In de chaos die sindsdien heerst zijn Rwandese soldaten en Congolese rebellen in een strijd gewikkeld met Hutu-milities en locale Congolese Mai-Maistrijders, waarbij de plaatselijke Congolese bevolking het slachtoffer wordt. Vele inwoners zijn vermoord en Kivu dat ooit een welvarend veeteelt- en landbouwgebied was is totaal geruineerd. Zij die overgebleven zijn proberen te overleven ondermeer door te zoeken naar coltan. Op bepaalde plaatsen, zoals het Masisi-plateau dat tot voor kort een prachtig glooiend berglandschap was waar vee werd gehouden, komen de coltan-lagen tot dicht onder de oppervlakte. Bewoners graven gangen tot 6 meter diep om daaruit met de hand coltan-erts te winnen, een uiterst riskant werk: door het instorten van de gangen zijn al veel coltan-zoekers omgekomen. De gevolgen van de “coltan-rush” zijn funest zowel voor de bevolking als het milieu. Vruchtbare gronden veranderen in een soort kraters, de voedselvoorziening is gestagneerd en 30% van de kinderen gaan niet meer naar school maar houden zich bezig met het graven naar coltan. Slechts enkele dollars per kilo vormen het loon voor de gravers.

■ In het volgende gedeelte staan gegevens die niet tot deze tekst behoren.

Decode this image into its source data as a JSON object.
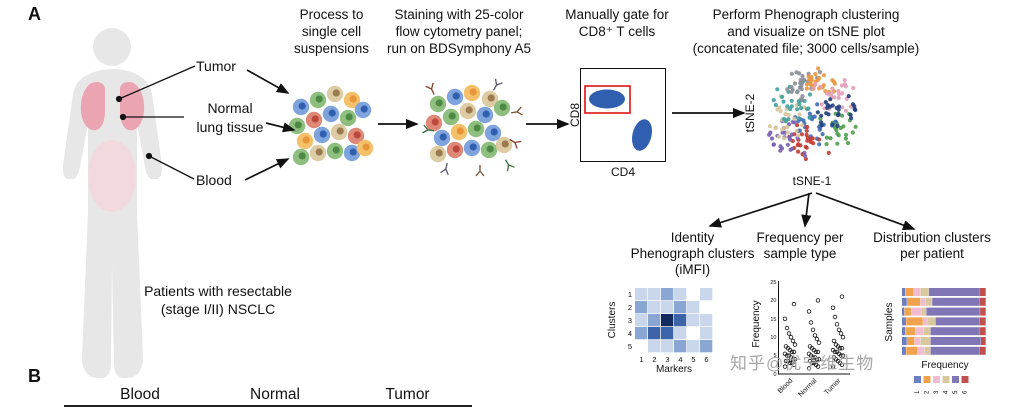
{
  "panels": {
    "a": "A",
    "b": "B"
  },
  "patient": {
    "caption": "Patients with resectable\n(stage I/II) NSCLC",
    "tumor_label": "Tumor",
    "normal_label": "Normal\nlung tissue",
    "blood_label": "Blood"
  },
  "steps": {
    "process": "Process to\nsingle cell\nsuspensions",
    "staining": "Staining with 25-color\nflow cytometry panel;\nrun on BDSymphony A5",
    "gating": "Manually gate for\nCD8⁺ T cells",
    "clustering": "Perform Phenograph clustering\nand visualize on tSNE plot\n(concatenated file; 3000 cells/sample)"
  },
  "analyses": {
    "imfi": "Identity\nPhenograph clusters\n(iMFI)",
    "frequency": "Frequency per\nsample type",
    "distribution": "Distribution clusters\nper patient"
  },
  "watermark": "知乎@优宁维生物",
  "table_b": {
    "headers": [
      "Blood",
      "Normal",
      "Tumor"
    ]
  },
  "chart_data": [
    {
      "id": "cd8_gating_plot",
      "type": "scatter",
      "xlabel": "CD4",
      "ylabel": "CD8",
      "note": "Two lymphocyte populations; CD8+ population enclosed by red gate",
      "population_color": "#2f5fae",
      "gate_color": "#e02020"
    },
    {
      "id": "tsne_plot",
      "type": "scatter",
      "xlabel": "tSNE-1",
      "ylabel": "tSNE-2",
      "note": "Concatenated cells colored by Phenograph cluster",
      "clusters": [
        "#4f9e4f",
        "#3f6db5",
        "#c23b33",
        "#7a5fb0",
        "#d8c49a",
        "#3fa0a0",
        "#8a8f98",
        "#e8973f",
        "#e2a0b8",
        "#22407f"
      ]
    },
    {
      "id": "imfi_heatmap",
      "type": "heatmap",
      "ylabel": "Clusters",
      "xlabel": "Markers",
      "rows": [
        "1",
        "2",
        "3",
        "4",
        "5"
      ],
      "cols": [
        "1",
        "2",
        "3",
        "4",
        "5",
        "6"
      ],
      "palette": [
        "#ffffff",
        "#c9d6ec",
        "#8aa6d2",
        "#3d63a8",
        "#132a5e"
      ],
      "values": [
        [
          1,
          1,
          2,
          1,
          0,
          1
        ],
        [
          2,
          1,
          1,
          2,
          1,
          0
        ],
        [
          1,
          2,
          4,
          3,
          1,
          1
        ],
        [
          2,
          3,
          3,
          1,
          0,
          1
        ],
        [
          0,
          1,
          1,
          2,
          1,
          2
        ]
      ]
    },
    {
      "id": "frequency_dotplot",
      "type": "scatter",
      "ylabel": "Frequency",
      "ylim": [
        0,
        25
      ],
      "yticks": [
        0,
        5,
        10,
        15,
        20,
        25
      ],
      "categories": [
        "Blood",
        "Normal",
        "Tumor"
      ],
      "series": {
        "Blood": [
          2,
          2.5,
          3,
          3,
          3.5,
          3.5,
          4,
          4,
          4.5,
          5,
          5,
          5.5,
          6,
          6,
          6.5,
          7,
          7.5,
          8,
          9,
          10,
          11,
          12.5,
          15,
          19
        ],
        "Normal": [
          1.5,
          2,
          2.5,
          3,
          3,
          3.5,
          4,
          4,
          4.5,
          4.5,
          5,
          5.5,
          6,
          6,
          6.5,
          7,
          7.5,
          8.5,
          9.5,
          10.5,
          12,
          14,
          17,
          20
        ],
        "Tumor": [
          2,
          2.5,
          3,
          3.5,
          4,
          4.5,
          5,
          5,
          5.5,
          6,
          6,
          6.5,
          7,
          7,
          7.5,
          8,
          9,
          10,
          11,
          12,
          13.5,
          15.5,
          18,
          21
        ]
      }
    },
    {
      "id": "cluster_distribution",
      "type": "bar",
      "orientation": "horizontal-stacked",
      "ylabel": "Samples",
      "xlabel": "Frequency",
      "legend": [
        "1",
        "2",
        "3",
        "4",
        "5",
        "6"
      ],
      "colors": [
        "#6b7fc0",
        "#f0a24c",
        "#f2bcd0",
        "#d9c89e",
        "#8075b5",
        "#c0504d"
      ],
      "bars": [
        [
          0.04,
          0.1,
          0.08,
          0.1,
          0.6,
          0.08
        ],
        [
          0.06,
          0.16,
          0.06,
          0.08,
          0.56,
          0.08
        ],
        [
          0.03,
          0.08,
          0.12,
          0.06,
          0.64,
          0.07
        ],
        [
          0.05,
          0.2,
          0.05,
          0.1,
          0.52,
          0.08
        ],
        [
          0.04,
          0.12,
          0.1,
          0.08,
          0.58,
          0.08
        ],
        [
          0.06,
          0.09,
          0.07,
          0.12,
          0.6,
          0.06
        ],
        [
          0.05,
          0.14,
          0.08,
          0.07,
          0.58,
          0.08
        ]
      ]
    }
  ]
}
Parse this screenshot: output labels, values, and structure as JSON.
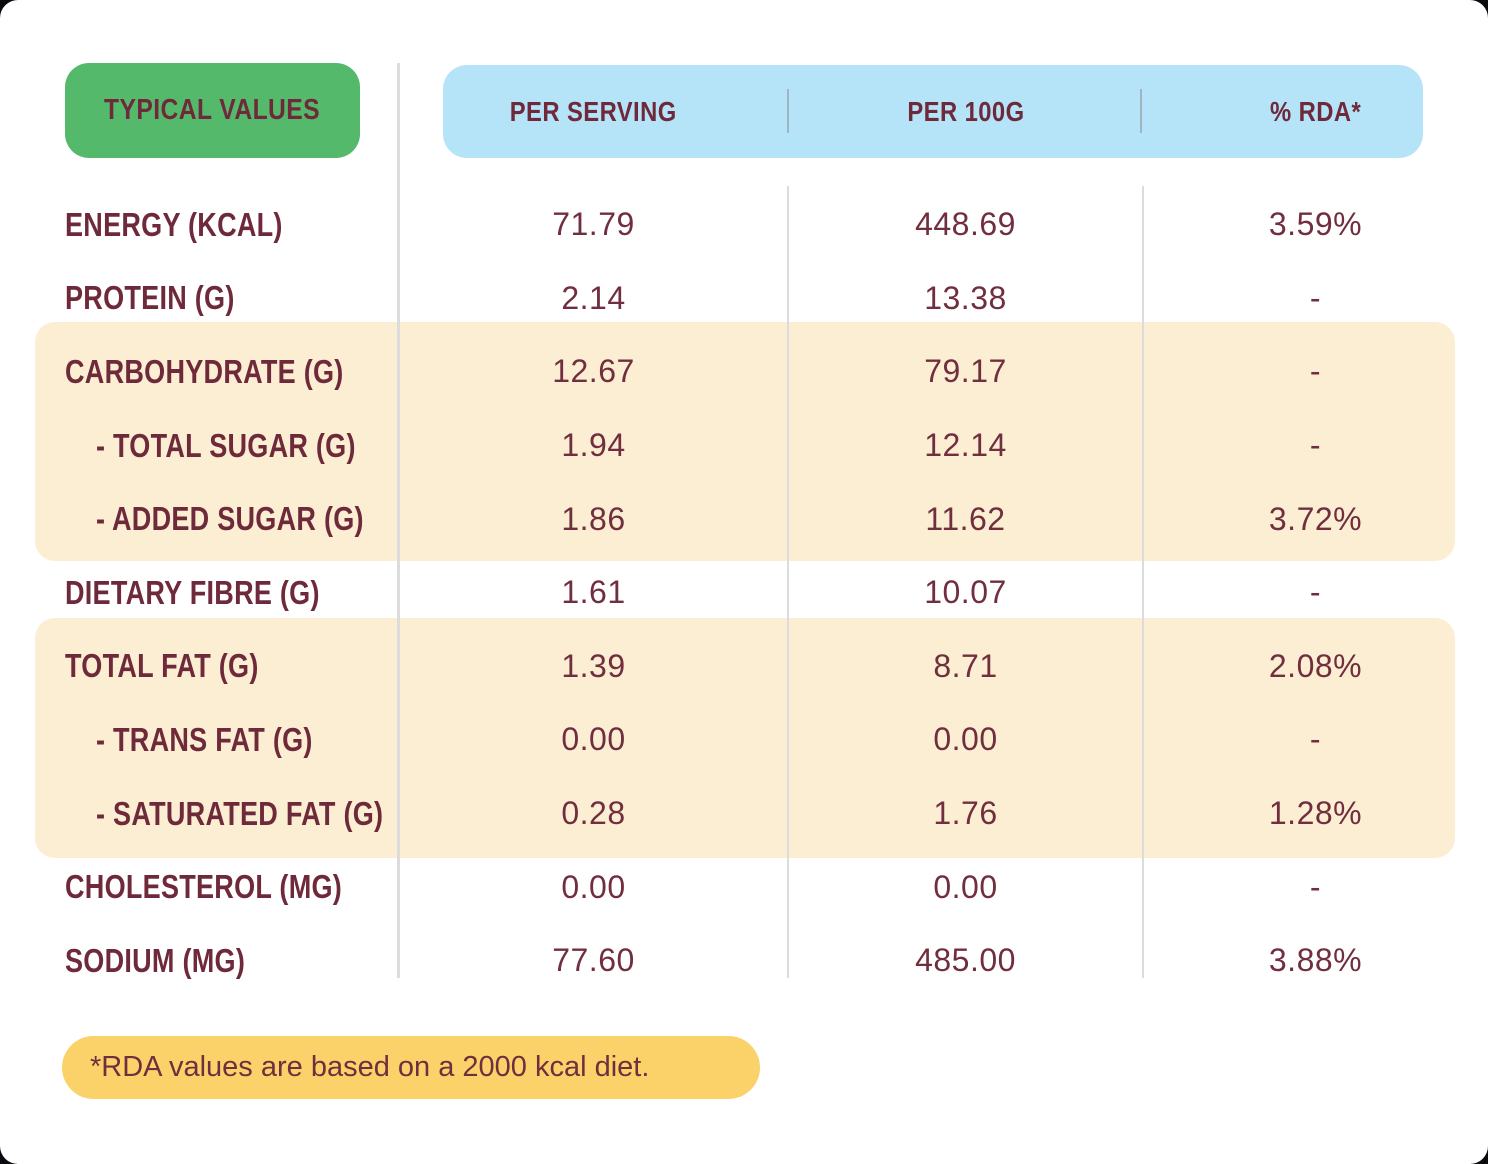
{
  "colors": {
    "green": "#55b96c",
    "blue": "#b5e4f9",
    "cream": "#fbeed3",
    "gold": "#fbd269",
    "maroon_label": "#6e2a3a",
    "maroon_value": "#712e3e",
    "divider": "#dcdcdc"
  },
  "table": {
    "corner_label": "TYPICAL VALUES",
    "columns": [
      "PER SERVING",
      "PER 100G",
      "% RDA*"
    ],
    "rows": [
      {
        "label": "ENERGY (KCAL)",
        "indent": false,
        "highlight": false,
        "per_serving": "71.79",
        "per_100g": "448.69",
        "rda": "3.59%"
      },
      {
        "label": "PROTEIN (G)",
        "indent": false,
        "highlight": false,
        "per_serving": "2.14",
        "per_100g": "13.38",
        "rda": "-"
      },
      {
        "label": "CARBOHYDRATE (G)",
        "indent": false,
        "highlight": true,
        "per_serving": "12.67",
        "per_100g": "79.17",
        "rda": "-"
      },
      {
        "label": "- TOTAL SUGAR (G)",
        "indent": true,
        "highlight": true,
        "per_serving": "1.94",
        "per_100g": "12.14",
        "rda": "-"
      },
      {
        "label": "- ADDED SUGAR (G)",
        "indent": true,
        "highlight": true,
        "per_serving": "1.86",
        "per_100g": "11.62",
        "rda": "3.72%"
      },
      {
        "label": "DIETARY FIBRE (G)",
        "indent": false,
        "highlight": false,
        "per_serving": "1.61",
        "per_100g": "10.07",
        "rda": "-"
      },
      {
        "label": "TOTAL FAT (G)",
        "indent": false,
        "highlight": true,
        "per_serving": "1.39",
        "per_100g": "8.71",
        "rda": "2.08%"
      },
      {
        "label": "- TRANS FAT (G)",
        "indent": true,
        "highlight": true,
        "per_serving": "0.00",
        "per_100g": "0.00",
        "rda": "-"
      },
      {
        "label": "- SATURATED FAT (G)",
        "indent": true,
        "highlight": true,
        "per_serving": "0.28",
        "per_100g": "1.76",
        "rda": "1.28%"
      },
      {
        "label": "CHOLESTEROL (MG)",
        "indent": false,
        "highlight": false,
        "per_serving": "0.00",
        "per_100g": "0.00",
        "rda": "-"
      },
      {
        "label": "SODIUM (MG)",
        "indent": false,
        "highlight": false,
        "per_serving": "77.60",
        "per_100g": "485.00",
        "rda": "3.88%"
      }
    ]
  },
  "footnote": "*RDA values are based on a 2000 kcal diet."
}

Het erts wordt door handelaren naar Goma, de hoofdstad van Noord-Kivu, gebracht, waar het momenteel voor $60 per kilo verkocht wordt aan Rwandezen. Uiteindelijk wordt het via Kigali, de hoofdstad van Rwanda, op de wereldmarkt gebracht.

Er is echter nog een ander circuit: ook het Rwandese leger is bezig met de exploitatie van coltanmijnen. Daarbij wordt gebruik gemaakt van dwangarbeid door Congolese krijgsgevangenen en Hutu’s die uit Rwandese gevangenissen worden aangevoerd. De coltan wordt rechtstreeks naar Kigali gevlogen en verkocht aan ondernemingen in de Verenigde Staten, Belgie, Duitsland en Kazakstan. Van de opbrengst kopen de Rwandezen wapens. Dit blijkt ook uit een onlangs uitgelekt VN-rapport over de grondstoffenroof in Congo, waarvan de complete publicatie tegengehouden wordt.